The most troubling footnote to the affair is the fact that the flaw in the mirror should have been detected long before the telescope was launched last April, experts said.
"The discouraging thing is that this was inexcusable," said one key astronomer who has been associated with the Hubble for many years.
"We had a very elaborate test program for these mirrors, and if this is a manufacturing defect it should have readily shown up" before the instrument was completed, he added.
Yet the flaw appears to be just that--a basic error in manufacturing.
The telescope uses two mirrors. A primary mirror, nearly 100 inches in diameter, captures the light from a celestial target and reflects it onto another mirror, called the secondary, which focuses the light on sensors that work with the Hubble's five primary instruments.

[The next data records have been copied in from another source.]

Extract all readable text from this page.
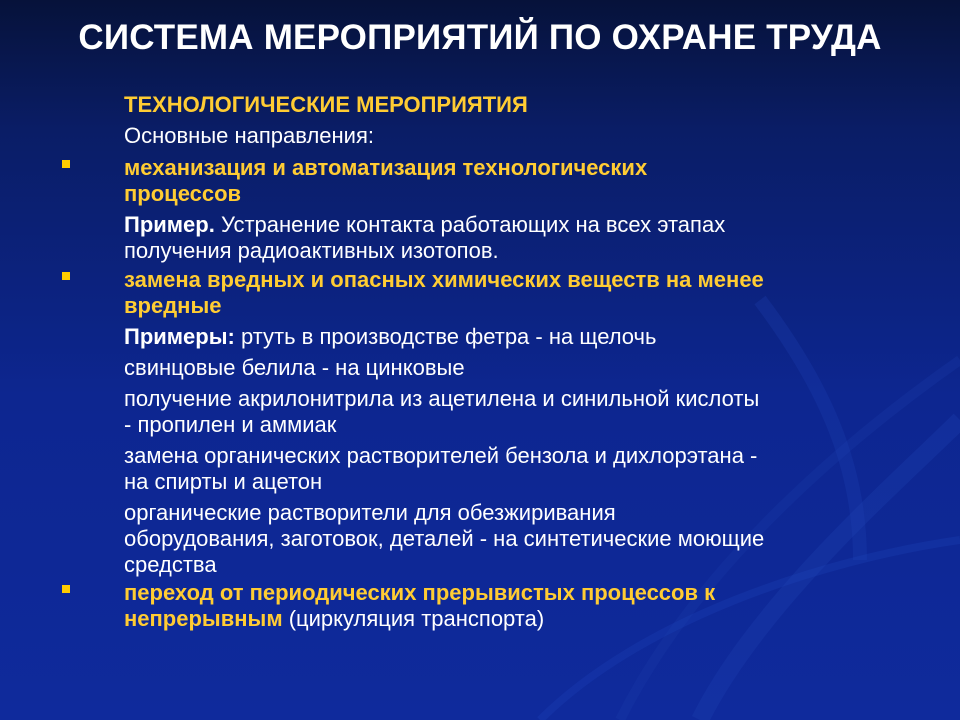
СИСТЕМА МЕРОПРИЯТИЙ ПО ОХРАНЕ ТРУДА
ТЕХНОЛОГИЧЕСКИЕ МЕРОПРИЯТИЯ
Основные направления:
механизация и автоматизация технологических
процессов
Пример. Устранение контакта работающих на всех этапах
получения радиоактивных изотопов.
замена вредных и опасных химических веществ на менее
вредные
Примеры: ртуть в производстве фетра - на щелочь
свинцовые белила - на цинковые
получение акрилонитрила из ацетилена и синильной кислоты
- пропилен и аммиак
замена органических растворителей бензола и дихлорэтана -
на спирты и ацетон
органические растворители для обезжиривания
оборудования, заготовок, деталей - на синтетические моющие
средства
переход от периодических прерывистых процессов к
непрерывным (циркуляция транспорта)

What apparently is wrong, experts said, is that one of the mirrors is not curved quite the way it was supposed to be, and nobody knows which mirror is off. The curvature must match specifications perfectly in order to focus the light precisely enough to produce a sharp image.
Ironically, the mirrors are among the few items that were not designed to be replaced by visiting astronauts because such a chore is considered too difficult in space. There is virtually no chance that the telescope will be retrieved by a shuttle because it would likely be damaged, and certainly contaminated, during the shuttle's descent through the atmosphere.
"That would put us out of service for several years," said astronomer Stephen P. Maran of NASA's Goddard Space Flight Center.
Westphal, like several others, insisted that the troubles with the Hubble are "a major setback, not a disaster. It can turn into a disaster, clearly, if somebody makes a decision to kill the whole program, and such a decision is not an impossible thing to imagine."
Since the mirror cannot be corrected, the telescope's camera must be replaced with a new one designed to compensate for the flaw in the mirror.